Pappyland: Fathers and Bourbon

A book seemingly about the most sought-after bourbon in the world is actually about so much more. For me, it contains lessons about fathers and sons.

By Cary Littlejohn

I recently listened to Brian Koppelman's latest podcast episode where he interviewed Wright Thompson before the release of the paperback version of his book, Pappyland.

It's a wide-ranging discussion: writing and the power of words, the lure of nostalgia, whiskey, horses, the South, and family, specifically fathers.

Wright and his father. Julian Van Winkle III, the third-generation namesake of Pappy Van Winkle bourbon, and his father, Julian Jr.
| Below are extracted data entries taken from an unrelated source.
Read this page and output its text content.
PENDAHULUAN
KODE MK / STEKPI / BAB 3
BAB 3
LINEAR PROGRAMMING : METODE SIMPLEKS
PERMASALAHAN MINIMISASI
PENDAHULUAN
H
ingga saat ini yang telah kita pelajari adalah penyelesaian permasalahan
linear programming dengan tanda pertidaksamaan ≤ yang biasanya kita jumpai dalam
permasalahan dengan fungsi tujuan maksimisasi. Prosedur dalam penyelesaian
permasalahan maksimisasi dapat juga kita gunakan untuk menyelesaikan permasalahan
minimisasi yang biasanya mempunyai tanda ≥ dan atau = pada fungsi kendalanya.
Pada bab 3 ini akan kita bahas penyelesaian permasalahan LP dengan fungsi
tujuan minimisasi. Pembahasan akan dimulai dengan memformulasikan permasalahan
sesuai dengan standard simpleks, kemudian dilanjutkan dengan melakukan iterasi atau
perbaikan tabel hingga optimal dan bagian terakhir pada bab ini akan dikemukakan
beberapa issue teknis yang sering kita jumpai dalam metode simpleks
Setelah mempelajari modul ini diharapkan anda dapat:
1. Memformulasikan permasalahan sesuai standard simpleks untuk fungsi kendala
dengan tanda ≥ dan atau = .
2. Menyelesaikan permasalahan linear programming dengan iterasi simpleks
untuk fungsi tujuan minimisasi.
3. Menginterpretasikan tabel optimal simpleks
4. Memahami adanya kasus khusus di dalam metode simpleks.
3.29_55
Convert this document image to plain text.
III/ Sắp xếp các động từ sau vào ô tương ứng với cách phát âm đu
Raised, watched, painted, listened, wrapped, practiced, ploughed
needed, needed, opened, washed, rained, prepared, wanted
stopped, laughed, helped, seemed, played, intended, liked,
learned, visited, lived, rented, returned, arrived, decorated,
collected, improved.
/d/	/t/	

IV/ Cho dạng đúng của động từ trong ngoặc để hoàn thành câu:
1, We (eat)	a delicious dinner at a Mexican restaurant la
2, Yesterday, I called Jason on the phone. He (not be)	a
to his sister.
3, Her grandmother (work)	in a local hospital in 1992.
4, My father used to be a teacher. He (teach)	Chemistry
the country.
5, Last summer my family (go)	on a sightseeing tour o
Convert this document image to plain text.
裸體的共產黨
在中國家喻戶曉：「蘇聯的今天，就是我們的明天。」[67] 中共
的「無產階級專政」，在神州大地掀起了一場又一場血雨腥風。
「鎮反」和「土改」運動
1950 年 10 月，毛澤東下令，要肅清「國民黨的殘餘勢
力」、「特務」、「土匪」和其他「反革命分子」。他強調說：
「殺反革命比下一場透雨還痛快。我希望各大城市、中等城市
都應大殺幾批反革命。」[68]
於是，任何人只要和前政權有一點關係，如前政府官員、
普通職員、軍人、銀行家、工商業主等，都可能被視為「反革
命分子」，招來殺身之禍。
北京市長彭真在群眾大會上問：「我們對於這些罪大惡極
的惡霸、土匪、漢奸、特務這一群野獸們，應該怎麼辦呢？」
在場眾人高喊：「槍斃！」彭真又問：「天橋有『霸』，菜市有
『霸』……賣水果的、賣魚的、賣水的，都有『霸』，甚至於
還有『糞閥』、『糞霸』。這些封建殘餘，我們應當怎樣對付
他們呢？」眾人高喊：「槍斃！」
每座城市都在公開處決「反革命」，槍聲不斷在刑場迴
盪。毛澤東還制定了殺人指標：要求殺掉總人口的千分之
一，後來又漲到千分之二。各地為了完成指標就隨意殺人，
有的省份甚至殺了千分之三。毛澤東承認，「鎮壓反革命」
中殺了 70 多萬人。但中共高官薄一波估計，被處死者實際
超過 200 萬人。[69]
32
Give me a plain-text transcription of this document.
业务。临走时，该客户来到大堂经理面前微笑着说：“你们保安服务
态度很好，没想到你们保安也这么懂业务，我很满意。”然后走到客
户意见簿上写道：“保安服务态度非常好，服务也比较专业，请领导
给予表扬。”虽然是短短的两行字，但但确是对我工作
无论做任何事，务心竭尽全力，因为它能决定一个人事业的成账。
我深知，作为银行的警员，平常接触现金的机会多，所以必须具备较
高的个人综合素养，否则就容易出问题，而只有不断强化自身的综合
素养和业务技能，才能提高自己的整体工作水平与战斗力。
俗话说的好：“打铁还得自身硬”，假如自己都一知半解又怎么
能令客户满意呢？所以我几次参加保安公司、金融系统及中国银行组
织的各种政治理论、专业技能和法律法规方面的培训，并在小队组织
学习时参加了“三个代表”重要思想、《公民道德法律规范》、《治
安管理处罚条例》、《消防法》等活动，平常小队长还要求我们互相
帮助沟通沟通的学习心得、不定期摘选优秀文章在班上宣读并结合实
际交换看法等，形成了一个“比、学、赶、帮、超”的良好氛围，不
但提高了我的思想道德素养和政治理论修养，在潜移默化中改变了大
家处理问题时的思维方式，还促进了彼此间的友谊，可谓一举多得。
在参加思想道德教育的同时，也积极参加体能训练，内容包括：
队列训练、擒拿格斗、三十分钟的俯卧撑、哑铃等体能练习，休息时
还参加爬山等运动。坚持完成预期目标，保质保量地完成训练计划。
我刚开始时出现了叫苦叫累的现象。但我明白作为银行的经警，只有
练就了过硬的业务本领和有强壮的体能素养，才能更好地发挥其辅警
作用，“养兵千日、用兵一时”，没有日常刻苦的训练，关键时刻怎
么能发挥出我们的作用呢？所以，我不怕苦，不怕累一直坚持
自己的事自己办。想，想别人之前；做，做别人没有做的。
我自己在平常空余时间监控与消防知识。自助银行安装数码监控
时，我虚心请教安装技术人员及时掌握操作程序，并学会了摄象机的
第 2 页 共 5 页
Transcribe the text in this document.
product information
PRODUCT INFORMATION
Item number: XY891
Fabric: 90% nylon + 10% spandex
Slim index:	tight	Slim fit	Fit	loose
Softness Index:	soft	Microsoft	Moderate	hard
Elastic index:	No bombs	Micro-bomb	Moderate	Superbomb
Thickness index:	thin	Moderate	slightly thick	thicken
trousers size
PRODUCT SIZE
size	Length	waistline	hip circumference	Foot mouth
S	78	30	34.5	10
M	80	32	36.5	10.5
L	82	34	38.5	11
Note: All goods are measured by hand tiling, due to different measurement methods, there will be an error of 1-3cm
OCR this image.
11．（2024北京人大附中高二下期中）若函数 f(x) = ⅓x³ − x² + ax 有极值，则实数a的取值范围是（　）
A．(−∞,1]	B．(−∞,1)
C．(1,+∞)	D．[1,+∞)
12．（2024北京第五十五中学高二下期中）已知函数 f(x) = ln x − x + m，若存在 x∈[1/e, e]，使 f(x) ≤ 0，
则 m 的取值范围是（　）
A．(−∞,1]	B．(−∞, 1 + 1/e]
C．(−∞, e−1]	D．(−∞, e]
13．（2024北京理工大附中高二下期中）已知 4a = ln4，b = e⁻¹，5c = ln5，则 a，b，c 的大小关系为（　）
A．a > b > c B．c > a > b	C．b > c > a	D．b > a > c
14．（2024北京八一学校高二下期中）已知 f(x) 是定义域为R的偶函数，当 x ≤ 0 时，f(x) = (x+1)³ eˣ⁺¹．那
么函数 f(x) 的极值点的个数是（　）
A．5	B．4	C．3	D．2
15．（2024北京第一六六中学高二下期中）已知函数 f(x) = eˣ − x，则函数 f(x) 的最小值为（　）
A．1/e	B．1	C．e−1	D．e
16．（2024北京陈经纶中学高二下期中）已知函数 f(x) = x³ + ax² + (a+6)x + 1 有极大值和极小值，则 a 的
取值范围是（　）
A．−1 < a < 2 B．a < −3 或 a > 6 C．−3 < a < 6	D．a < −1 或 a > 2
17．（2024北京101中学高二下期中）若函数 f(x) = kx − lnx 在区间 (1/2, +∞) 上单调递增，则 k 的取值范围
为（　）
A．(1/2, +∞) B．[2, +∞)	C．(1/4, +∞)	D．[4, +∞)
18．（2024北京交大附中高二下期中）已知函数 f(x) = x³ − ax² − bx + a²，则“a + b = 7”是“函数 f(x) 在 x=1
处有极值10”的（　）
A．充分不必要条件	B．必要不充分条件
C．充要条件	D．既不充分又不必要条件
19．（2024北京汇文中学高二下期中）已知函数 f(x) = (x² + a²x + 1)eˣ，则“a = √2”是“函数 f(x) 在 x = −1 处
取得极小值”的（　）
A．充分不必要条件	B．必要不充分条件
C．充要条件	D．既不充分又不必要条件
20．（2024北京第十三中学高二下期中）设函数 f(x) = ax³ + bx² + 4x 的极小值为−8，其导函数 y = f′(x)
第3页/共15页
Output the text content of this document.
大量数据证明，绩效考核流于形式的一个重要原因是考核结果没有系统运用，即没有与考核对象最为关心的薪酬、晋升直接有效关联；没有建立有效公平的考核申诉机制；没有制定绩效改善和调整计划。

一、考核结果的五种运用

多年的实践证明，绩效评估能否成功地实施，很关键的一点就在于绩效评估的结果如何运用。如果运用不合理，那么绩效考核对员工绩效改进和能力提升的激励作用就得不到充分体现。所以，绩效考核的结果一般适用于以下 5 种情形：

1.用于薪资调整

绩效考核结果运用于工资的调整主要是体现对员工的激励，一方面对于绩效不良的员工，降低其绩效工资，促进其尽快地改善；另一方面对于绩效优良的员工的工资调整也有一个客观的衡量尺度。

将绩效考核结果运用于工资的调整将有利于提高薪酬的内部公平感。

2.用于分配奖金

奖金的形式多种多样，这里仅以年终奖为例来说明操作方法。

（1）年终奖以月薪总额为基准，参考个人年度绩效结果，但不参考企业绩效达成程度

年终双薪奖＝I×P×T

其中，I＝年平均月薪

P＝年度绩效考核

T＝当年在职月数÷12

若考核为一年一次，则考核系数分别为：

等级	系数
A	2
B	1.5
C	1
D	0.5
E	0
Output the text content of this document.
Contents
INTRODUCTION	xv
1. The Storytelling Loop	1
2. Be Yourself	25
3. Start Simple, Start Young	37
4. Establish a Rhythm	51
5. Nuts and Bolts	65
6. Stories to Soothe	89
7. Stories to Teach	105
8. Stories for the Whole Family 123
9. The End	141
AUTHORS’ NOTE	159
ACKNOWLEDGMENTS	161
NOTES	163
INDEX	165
Wright as he became a father.

I looked to those pages of Pappyland not to find my father, but rather how to think about my relationship to my father, who died six weeks ago, and how I might one day figure out how to write about him.

Whether through fiction or essays, I have no doubt I'll put him on the page at some point. Here are some of the lines that made me feel less alone at the prospect of sitting down one day with just a blank page and the ghost of my dad.

"Julian and his dad were men of different times. That's how it is with fathers and sons. The act of spanning a generational divide is the single most important thing either person will do in their lifetime; the relationship depends on making that leap successfully."
"Most every man competes with his father and imitates his father, lives in fear of disappointing , and craves approval, and on the extreme ends of a potentially fraught relationship, a man often spends his entire adult life trying to be exactly like his father or nothing like him."
"I'd heard a lot of stories about Mr. Julian [Van Winkle Jr.], read a lot about him, too, and it seemed pretty clear that Sally [Van Winkle Campbell (his daughter)] made a conscious decision in her book [But Always Fine Bourbon] to write about the best side of a complicated man. I understood completely. I've written about my father a lot, too, and while I am not ashamed of his flaws, I did think it was my right to focus on the parts that rang most true to me. It was my job as a firstborn son to protect him in death as I had been unable to do in life."